Last September, Egyptian startup Capiter raised $33 million in Series A funding to compete in the country’s burgeoning B2B e-commerce and retail space. Fast forward a year later, the startup laid off many employees and now its CEO and CEO have been fired after being accused of mismanaging the fund.
Here’s what we know so far. Between June and July, several former employees of Egyptian startups, including Capiter, wrote posts about layoffs at their respective companies despite recruiters never mention them publicly. Other companies include OPay Egypt, elmenus, ExpandCart and Brimore.
Several sources told TechCrunch that Capiter laid off at least 100 employees in those two months. Others describe a workplace with poor management and no structure and a company that finds it difficult to reach merchants with its platform while at the same time running out of money. They say the company has only had one runway in a month since August. TechCrunch contacted Capiter at the time but received no response.
As a result, Capiter investors were looking for potential buyers to take over the struggling company in the form of an acquisition or merger. This information is further corroborated in an email obtained by TechCrunch, in which Capiter’s Board of Directors – citing that Mahmoud Nouh and Ahmed Nouh have left Egypt for their current positions – said executives Executives failed to fulfill their obligations and duties by appearing before a representative of the Board of Directors. and investors to complete due diligence this week. The excerpt of that email is as follows:
Today, the Board of Directors of parent company Capiter Egypt LLC, a Cairo-based B2B e-commerce startup, approved a proposal to remove Mahmoud and Ahmed Nouh from their positions of CEO and COO. , effective immediately. Furthermore, the Board of Directors has started an investigation against Mahmoud Nouh and Ahmed Nouh, alleging that both have embezzled funds from the company, breached legal obligations, and potentially commit fraud. Mahmoud and Ahmed Nouh have left Egypt, and their current locations are unknown. This action comes after a week in which representatives of the Board of Directors and shareholders conducting on-site due diligence for a potential merger discovered funds embezzled while conducting investigations. interviews with team members in Cairo.

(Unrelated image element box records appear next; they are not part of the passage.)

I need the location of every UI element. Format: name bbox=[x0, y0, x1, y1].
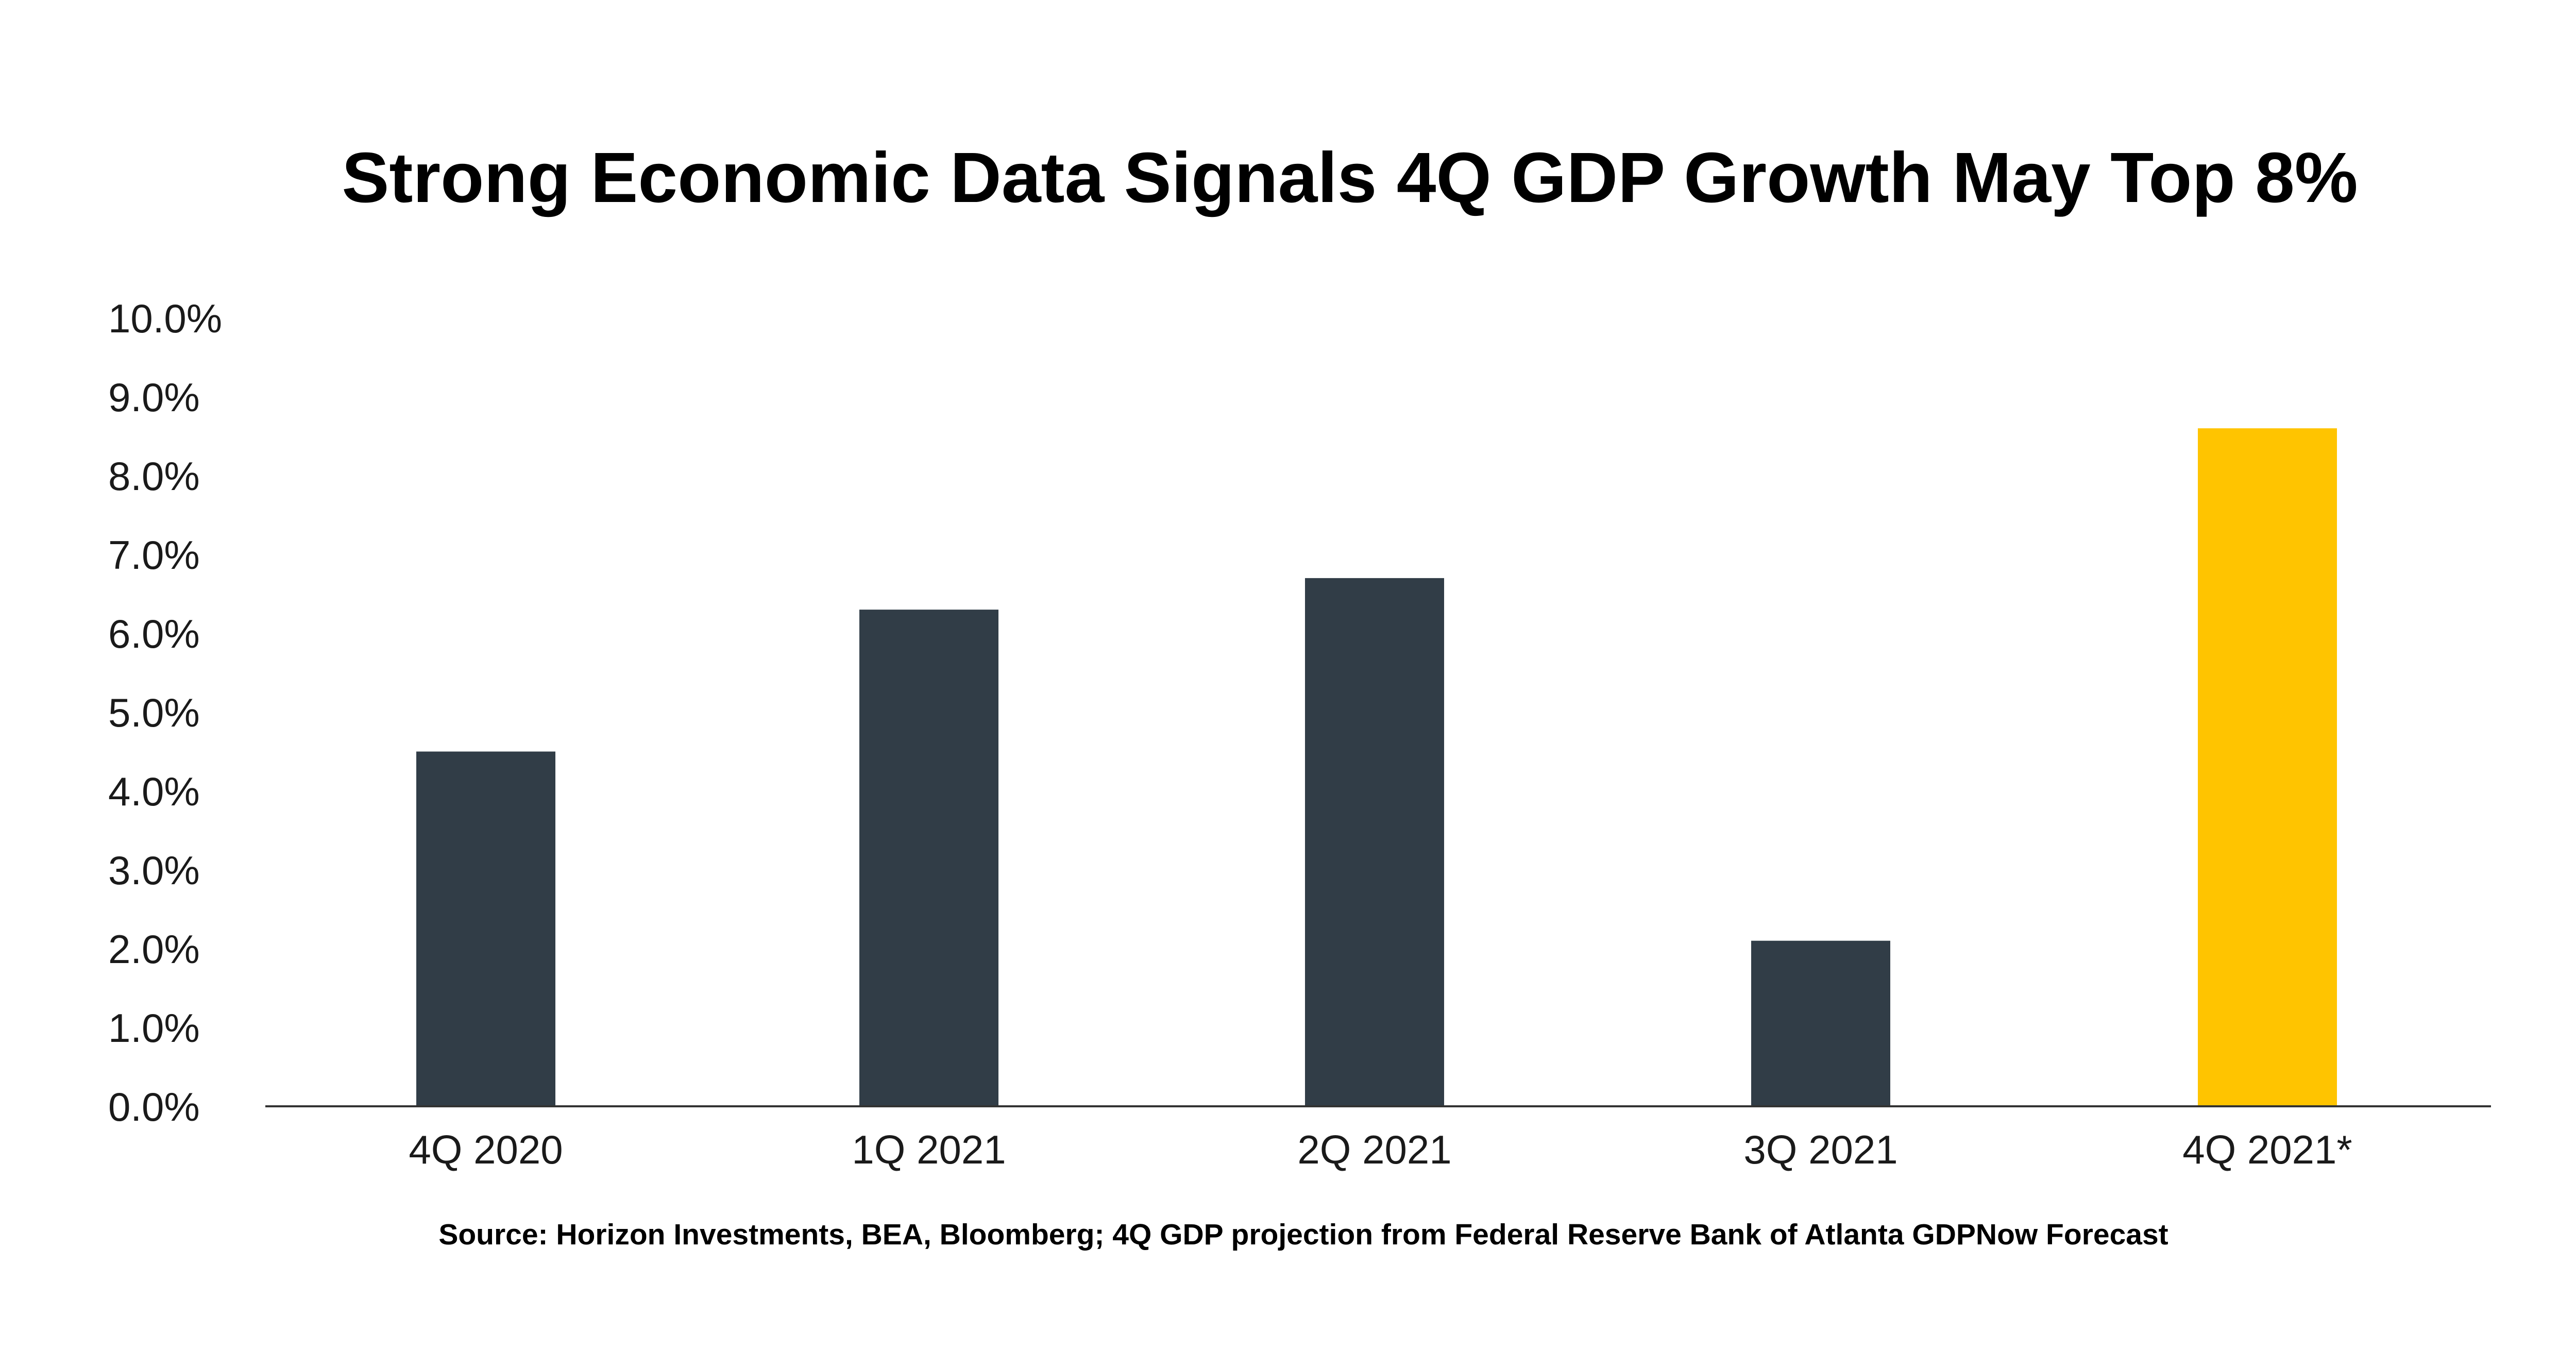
y-tick-label: 5.0% bbox=[108, 690, 200, 735]
y-tick-label: 8.0% bbox=[108, 453, 200, 499]
y-tick-label: 9.0% bbox=[108, 375, 200, 420]
bar-projection bbox=[2198, 428, 2337, 1107]
y-tick-label: 6.0% bbox=[108, 611, 200, 656]
x-tick-label: 3Q 2021 bbox=[1743, 1127, 1897, 1172]
bar bbox=[859, 610, 998, 1106]
bar bbox=[1305, 578, 1444, 1106]
bars bbox=[416, 428, 2337, 1107]
x-tick-label: 4Q 2021* bbox=[2182, 1127, 2352, 1172]
x-tick-label: 1Q 2021 bbox=[852, 1127, 1006, 1172]
y-tick-label: 10.0% bbox=[108, 296, 222, 341]
x-tick-label: 2Q 2021 bbox=[1297, 1127, 1451, 1172]
bar bbox=[416, 751, 555, 1106]
chart-title: Strong Economic Data Signals 4Q GDP Grow… bbox=[342, 138, 2358, 217]
x-axis-ticks: 4Q 2020 1Q 2021 2Q 2021 3Q 2021 4Q 2021* bbox=[409, 1127, 2352, 1172]
y-tick-label: 7.0% bbox=[108, 532, 200, 578]
y-tick-label: 2.0% bbox=[108, 926, 200, 972]
source-note: Source: Horizon Investments, BEA, Bloomb… bbox=[438, 1218, 2168, 1251]
y-tick-label: 0.0% bbox=[108, 1084, 200, 1129]
y-tick-label: 3.0% bbox=[108, 848, 200, 893]
y-axis-ticks: 0.0% 1.0% 2.0% 3.0% 4.0% 5.0% 6.0% 7.0% 8.0% 9.0%… bbox=[108, 296, 222, 1129]
x-tick-label: 4Q 2020 bbox=[409, 1127, 563, 1172]
y-tick-label: 1.0% bbox=[108, 1005, 200, 1051]
y-tick-label: 4.0% bbox=[108, 769, 200, 814]
bar bbox=[1751, 940, 1890, 1106]
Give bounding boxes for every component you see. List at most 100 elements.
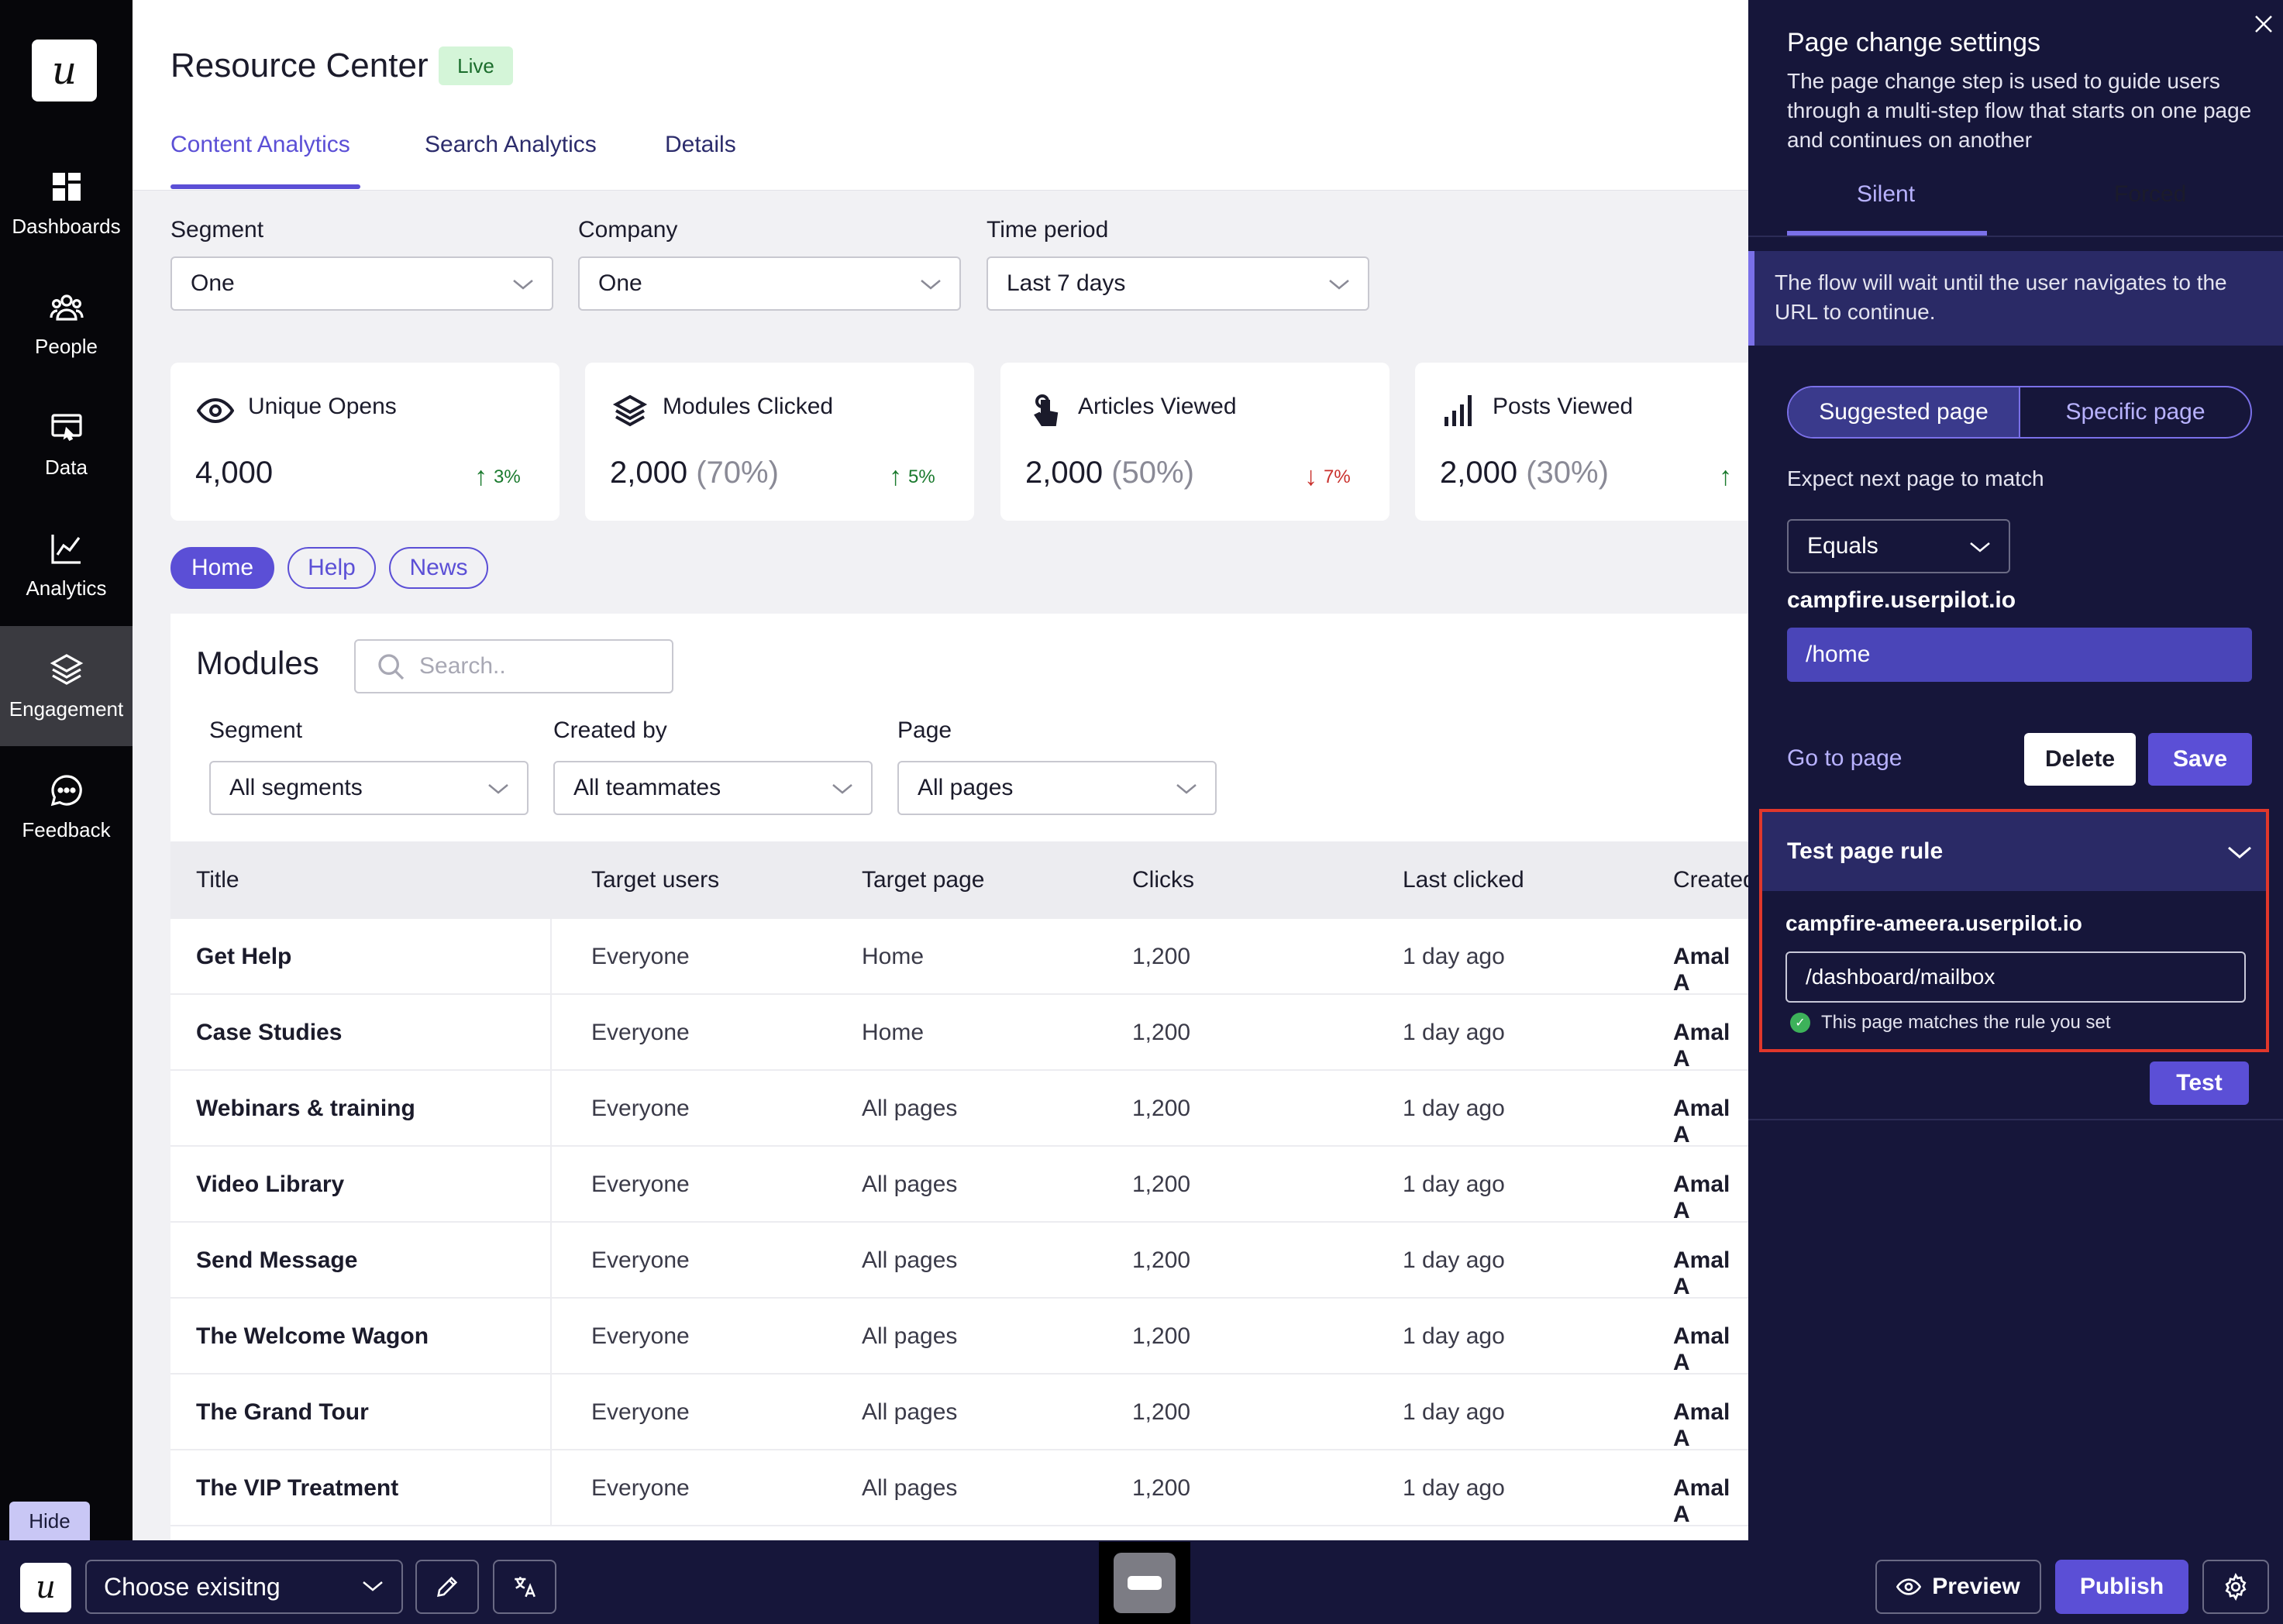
row-creator: Amal A	[1673, 1247, 1730, 1299]
stat-change: ↑	[1719, 462, 1738, 492]
go-to-page-link[interactable]: Go to page	[1787, 745, 1902, 771]
company-select[interactable]: One	[578, 256, 961, 311]
close-icon[interactable]	[2252, 12, 2275, 36]
time-period-select-value: Last 7 days	[1007, 270, 1126, 296]
column-header-last-clicked[interactable]: Last clicked	[1403, 867, 1524, 893]
test-path-input[interactable]: /dashboard/mailbox	[1785, 951, 2246, 1003]
table-row[interactable]: The Welcome Wagon Everyone All pages 1,2…	[170, 1299, 1748, 1375]
modules-created-by-label: Created by	[553, 717, 667, 743]
table-header	[170, 841, 1748, 919]
match-operator-select[interactable]: Equals	[1787, 519, 2010, 573]
pill-home[interactable]: Home	[170, 547, 274, 589]
row-title: Webinars & training	[196, 1096, 415, 1121]
modules-title: Modules	[196, 645, 319, 681]
time-period-select[interactable]: Last 7 days	[987, 256, 1369, 311]
userpilot-logo[interactable]: u	[32, 40, 97, 102]
sidebar-item-people[interactable]: People	[0, 263, 133, 384]
delete-button[interactable]: Delete	[2024, 733, 2136, 786]
sidebar-item-engagement[interactable]: Engagement	[0, 626, 133, 746]
signal-bars-icon	[1445, 395, 1472, 426]
company-filter-label: Company	[578, 217, 678, 243]
row-target-users: Everyone	[591, 1020, 690, 1045]
test-button[interactable]: Test	[2150, 1061, 2249, 1105]
settings-description: The page change step is used to guide us…	[1787, 69, 2252, 152]
modules-segment-value: All segments	[229, 775, 363, 800]
stat-value: 4,000	[195, 456, 274, 490]
chevron-down-icon	[363, 1581, 383, 1591]
row-target-users: Everyone	[591, 944, 690, 969]
table-row[interactable]: Case Studies Everyone Home 1,200 1 day a…	[170, 995, 1748, 1072]
row-clicks: 1,200	[1132, 1020, 1191, 1045]
test-result: ✓ This page matches the rule you set	[1790, 1012, 2111, 1034]
stat-value: 2,000 (70%)	[610, 456, 779, 490]
pill-news[interactable]: News	[389, 547, 488, 589]
data-icon	[50, 414, 82, 442]
sidebar-item-feedback[interactable]: Feedback	[0, 747, 133, 867]
hide-button[interactable]: Hide	[9, 1502, 90, 1540]
row-clicks: 1,200	[1132, 1399, 1191, 1425]
chevron-down-icon	[488, 784, 508, 794]
edit-button[interactable]	[415, 1560, 479, 1614]
translate-icon	[515, 1577, 535, 1598]
page-header	[133, 0, 1748, 191]
specific-page-option[interactable]: Specific page	[2065, 399, 2206, 425]
tap-icon	[1034, 394, 1059, 426]
row-title: Case Studies	[196, 1020, 343, 1045]
path-input[interactable]: /home	[1787, 628, 2252, 682]
publish-button[interactable]: Publish	[2055, 1560, 2188, 1614]
table-row[interactable]: Send Message Everyone All pages 1,200 1 …	[170, 1223, 1748, 1299]
search-icon	[378, 654, 405, 680]
layers-icon	[612, 394, 648, 427]
preview-button[interactable]: Preview	[1875, 1560, 2041, 1614]
modules-page-select[interactable]: All pages	[897, 761, 1217, 815]
column-header-created[interactable]: Created	[1673, 867, 1748, 893]
sidebar-item-dashboards[interactable]: Dashboards	[0, 143, 133, 263]
stat-title: Articles Viewed	[1078, 394, 1237, 419]
tab-content-analytics[interactable]: Content Analytics	[170, 132, 350, 157]
tab-details[interactable]: Details	[665, 132, 736, 157]
userpilot-logo[interactable]: u	[20, 1563, 71, 1612]
translate-button[interactable]	[493, 1560, 556, 1614]
row-target-users: Everyone	[591, 1399, 690, 1425]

Prior to Capiter, Mahmoud was the co-founder and COO of the Egypt and Dubai-based ride-hailing company SWVL (the company that public through SPAC transaction last year, laid off 32% of employees this May). Together with his brother Ahmed, he launched Capiter in 2020 as an FMCG platform that allows small and medium-sized retailers to order inventory, arrange for delivery and access financing to pay for goods. Some of its competitors include MaxAB and Cartona in Egypt, and in Africa, Wasoko, TradeDepot and Chari.
Capiter has 50,000 merchants and 1,000 sellers with over 6,000 SKUs on its platform when the founders spoke to TechCrunch last September. In the interview, they said Capiter is on track to hit $1 billion in annual sales this year. And like many startups in Africa and globally, last year, Capiter was hiring aggressively to achieve its goals.
However, 2022 has taken an unexpected turn for many tech startups as they deal with the uncertainty arising from interest rate hikes and other factors that have had a small diminutive effect on capital investment. venture capital. News of layoffs, flat rotations, and cuts from startups in a variety of sectors – especially those that have raised a lot of money in the last 18-24 months, such as 54gene , Kuda and Marketforce – were more popular although the continent boasts better VC totals at the end of Q2 2022 than Q2 2021.
B2B e-commerce platforms operate on a low-asset or high-inventory model. The latter requires more capital and for Capiter, which uses a hybrid model, it is unclear how the company managed to sell after raising millions of dollars from Quona Capital, MSA Capital, Shorooq Partners, Savola and others last year. Capiter investors declined to comment on the matter but issued an emailed statement instead. “The Board of Directors and shareholders have initiated an internal investigation and are therefore not authorized to comment on news or allegations spread on social media at this time. The Board of Directors and shareholders are also working closely with stakeholders, the legal and human resources team as well as law enforcement agencies to conduct an external investigation into the matter. “
Meanwhile, the board’s leaked initial statement said Capiter’s management team – “some of whom have recently resigned in protest of what they feel is poor management by the Nouhs” – trying to stabilize the company’s ship. The company’s chief financial officer, Majid El Ghazouli, will act as interim CEO “as the remaining leadership works to stabilize the situation and continue conversations with potential acquirers.” , who are still interested in Capiter’s fortune.” Mahmoud did not respond to comment.